$N(t)/t\to 1/\mu$

Question

Let $X_i$‘s are iid with $0<X_i<\infty$ almost surely.

Define $T_n=X_1+\cdots+X_n$

E$(X_1)>0$

N$(t)=\sup[n\ge 0: T_n\le t]$

How to show using Strong law of Large Numbers that $N(t)/t\to1/\mu$ almost surely?
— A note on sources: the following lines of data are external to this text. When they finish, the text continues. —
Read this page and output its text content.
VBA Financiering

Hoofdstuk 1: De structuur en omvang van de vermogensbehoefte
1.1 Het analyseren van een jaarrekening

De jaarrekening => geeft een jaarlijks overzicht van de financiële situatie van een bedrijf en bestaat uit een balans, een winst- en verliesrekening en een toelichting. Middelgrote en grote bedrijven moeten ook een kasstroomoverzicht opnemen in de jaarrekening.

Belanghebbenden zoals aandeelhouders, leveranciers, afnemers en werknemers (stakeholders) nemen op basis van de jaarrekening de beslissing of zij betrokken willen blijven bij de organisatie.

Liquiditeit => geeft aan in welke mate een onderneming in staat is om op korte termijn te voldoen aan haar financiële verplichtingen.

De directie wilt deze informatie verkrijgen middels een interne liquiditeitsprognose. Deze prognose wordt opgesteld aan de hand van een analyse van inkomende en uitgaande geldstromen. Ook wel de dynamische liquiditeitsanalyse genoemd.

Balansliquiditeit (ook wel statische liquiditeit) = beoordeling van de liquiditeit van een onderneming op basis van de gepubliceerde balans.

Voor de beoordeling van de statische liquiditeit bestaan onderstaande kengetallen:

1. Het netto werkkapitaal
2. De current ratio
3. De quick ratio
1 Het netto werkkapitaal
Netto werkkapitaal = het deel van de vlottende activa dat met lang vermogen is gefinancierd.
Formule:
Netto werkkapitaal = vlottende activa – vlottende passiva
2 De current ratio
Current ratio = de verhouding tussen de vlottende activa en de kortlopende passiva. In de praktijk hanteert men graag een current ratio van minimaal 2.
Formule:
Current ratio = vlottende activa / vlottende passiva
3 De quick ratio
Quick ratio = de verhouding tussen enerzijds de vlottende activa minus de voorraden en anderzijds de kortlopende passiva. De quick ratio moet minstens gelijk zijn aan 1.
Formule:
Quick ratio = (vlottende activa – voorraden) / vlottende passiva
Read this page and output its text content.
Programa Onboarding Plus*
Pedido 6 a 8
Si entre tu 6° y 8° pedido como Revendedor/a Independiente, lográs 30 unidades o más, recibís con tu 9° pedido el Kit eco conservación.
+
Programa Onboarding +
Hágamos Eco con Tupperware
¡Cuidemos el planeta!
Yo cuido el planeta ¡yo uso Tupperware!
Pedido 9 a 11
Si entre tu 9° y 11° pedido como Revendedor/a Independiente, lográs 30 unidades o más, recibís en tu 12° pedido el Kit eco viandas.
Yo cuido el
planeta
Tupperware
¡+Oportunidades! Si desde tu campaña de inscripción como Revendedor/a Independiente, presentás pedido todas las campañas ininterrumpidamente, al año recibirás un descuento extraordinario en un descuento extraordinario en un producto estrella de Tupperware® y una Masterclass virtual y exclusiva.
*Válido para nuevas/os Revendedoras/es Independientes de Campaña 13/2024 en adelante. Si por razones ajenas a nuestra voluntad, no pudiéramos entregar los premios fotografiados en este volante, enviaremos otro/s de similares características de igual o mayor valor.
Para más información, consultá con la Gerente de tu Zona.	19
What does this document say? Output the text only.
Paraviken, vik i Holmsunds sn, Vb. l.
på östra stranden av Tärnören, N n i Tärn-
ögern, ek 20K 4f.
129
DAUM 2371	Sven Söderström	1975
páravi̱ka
As per the SLLN requirement, how to convert N(t) into summation of iid terms?

Answer 1

Step 1

$$N_t\rightarrow \infty \ \ \ as \ \ t\rightarrow\infty \ \ \ a.e. \ P$$

Step 2

$$\frac{T_{N_t}}{N_t}\rightarrow\mu \ \ as \ \ t\rightarrow \infty \ \ \ a.e. \ P$$

Step 3

Since $\frac{T_{N_t}}{N_t}\le \frac{t}{N_t}$ taking $\lim\ inf$ we get $$\lim_{t\rightarrow\infty} inf \ \ \frac{T_{N_t}}{N_t}\leq \lim_{t\rightarrow\infty} \ inf \ \ \frac {t}{N_t}$$ $$\implies \mu\le \lim_{t\rightarrow\infty} \ inf \ \ \frac {t}{N_t} $$

We also have $\frac{T_{N_t+1}}{N_t}\ge \frac{t}{N_t}$ and taking $\lim \ sup$ we have $$\lim_{t\rightarrow \infty} \ sup \ \frac {T_{N_t+1}}{N_t}\geq \lim_{t\rightarrow \infty} \ sup \ \frac{t}{N_t}$$ $$\implies \mu \geq \lim_{t\rightarrow \infty} \ sup \ \frac{t}{N_t} $$

Thus you have

$$\lim _{t\rightarrow \infty} \ \frac{t}{N_t}=\mu $$

Conclusion follows

Answer 2

The strong law tells us that $\frac{T_n}{n}\to\mu$ almost surely where $\mu=E[X_1]$. Also it is clear by definition that $T_{N(t)}\leq t<T_{N(t+1)}$. Hence:

$\frac{T_{N(t)}}{N(t)}\leq\frac{t}{N(t)}<\frac{T_{N(t+1)}}{N(t)}=\frac{T_{N(t+1)}}{N(t+1)}\frac{N(t+1)}{N(t)}$

Now let's look at the set of all points $\omega$ such that $T_n(\omega)<\infty$ for all $n$. This set has probability $1$ and in this set we have that $N(t)$ is increasing to $\infty$. So $N(t)\to\infty$ almost surely and hence $\frac{N(t+1)}{N(t)}\to 1$ almost surely. Hence by the squeeze theorem $\frac{t}{N(t)}\to\mu$ almost surely. And of course this implies that $\frac{N(t)}{t}\to\frac{1}{\mu}$ almost surely.

Note that I assumed all the time that $\mu$ is finite. Though you can also prove that if $\mu=\infty$ then $\frac{N(t)}{t}\to 0$ almost surely.